Trochę ideologia, a trochę nie... jeśli nastąpi powszechna akceptacja krypto, to wejdą także powszechne podatki. Zauważ że znaczna część kosztów która jest obecnie po stronie przedsiębiorców (mają koszty prowadzenia działalności, więc mniejszy zysk, więc mniejszy podatek) zostanie przerzucona na klientów - którzy nie mają czegoś takiego jak koszt uzyskania dochodu. Oczywiście można przypuszczać że towary/usługi będą tańsze - ale ja w to wątpię, każdy biznes polega na minimalizacji kosztów i maksymalizacji zysków, a rozkład bogactwa światowego z roku na rok pokazuje że następuje coraz większa koncentracja. Czyli biznes wygrywa i będzie wygrywał.wrip pisze:
Tu już wkraczamy na pole ideologii. Dla jednego bardziej eleganckie jest zaprzężenie mocy komputera każdego użytkownika sieci do realizacji transakcji, a dla innych bardziej eleganckie jest zlecenie tego wyspecjalizowanym podmiotom. Trudno jest się kłócić z odczuciem estetyki i pojmowaniem harmonii przez pojedynczego człowieka, jeśli oba rozwiązania mogą działać równie dobrze.
Na pewne sprawy trzeba patrzeć realnie. Pojawiły się wątki o prądożerności BTC - od razu riposty, a ile prądu konsumują banki.
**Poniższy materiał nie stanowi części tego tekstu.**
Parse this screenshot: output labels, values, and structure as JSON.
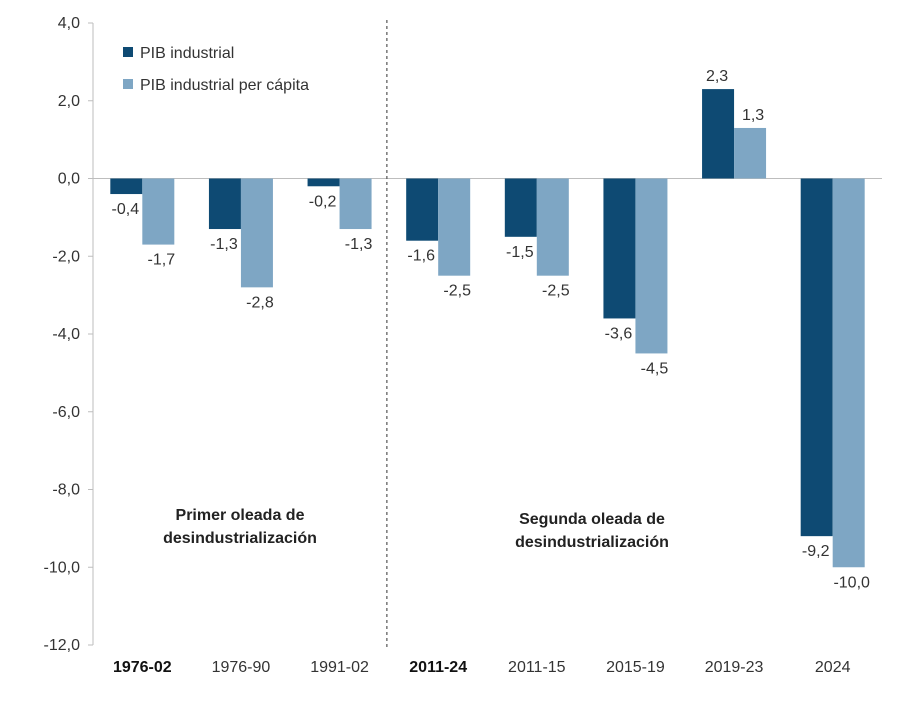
{
  "chart_data": {
    "type": "bar",
    "categories": [
      "1976-02",
      "1976-90",
      "1991-02",
      "2011-24",
      "2011-15",
      "2015-19",
      "2019-23",
      "2024"
    ],
    "bold_categories": [
      "1976-02",
      "2011-24"
    ],
    "series": [
      {
        "name": "PIB industrial",
        "color": "#0e4a73",
        "values": [
          -0.4,
          -1.3,
          -0.2,
          -1.6,
          -1.5,
          -3.6,
          2.3,
          -9.2
        ]
      },
      {
        "name": "PIB industrial per cápita",
        "color": "#7ea6c4",
        "values": [
          -1.7,
          -2.8,
          -1.3,
          -2.5,
          -2.5,
          -4.5,
          1.3,
          -10.0
        ]
      }
    ],
    "value_labels": [
      [
        "-0,4",
        "-1,3",
        "-0,2",
        "-1,6",
        "-1,5",
        "-3,6",
        "2,3",
        "-9,2"
      ],
      [
        "-1,7",
        "-2,8",
        "-1,3",
        "-2,5",
        "-2,5",
        "-4,5",
        "1,3",
        "-10,0"
      ]
    ],
    "ylim": [
      -12,
      4
    ],
    "yticks": [
      4,
      2,
      0,
      -2,
      -4,
      -6,
      -8,
      -10,
      -12
    ],
    "ytick_labels": [
      "4,0",
      "2,0",
      "0,0",
      "-2,0",
      "-4,0",
      "-6,0",
      "-8,0",
      "-10,0",
      "-12,0"
    ],
    "divider_after_category": "1991-02",
    "annotations": [
      {
        "line1": "Primer oleada de",
        "line2": "desindustrialización"
      },
      {
        "line1": "Segunda oleada de",
        "line2": "desindustrialización"
      }
    ],
    "legend_position": "top-left",
    "grid": false
  }
}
No tak tylko że z tego prądu bankowego wynika to że w każdym sklepie przy pomocy papierowych kartoników, czy metalowych krążków, czy plastikowej karty możesz płacić i kupić dowolny towar/usługę, co możesz zrobić z BTC.... niewiele.
To praktyka, ale tak akceptuję że gwarancją BTC jest olbrzymia moc obliczeniowa, a co za tym idzie zużycie energii.
Zawsze można powiedzieć że nasze komputery, telefony, łącza internetowe przez spory czas nic nie robią, więc poświęcenie jakiegoś procenta ich mocy obliczeniowej, przepustowości i większe zużycie energii jest akceptowalnym kosztem, ale prawda jest taka że przejmiemy część kosztów przedsiębiorstw, banków... nie dostając prawdopodobnie niczego w zamian.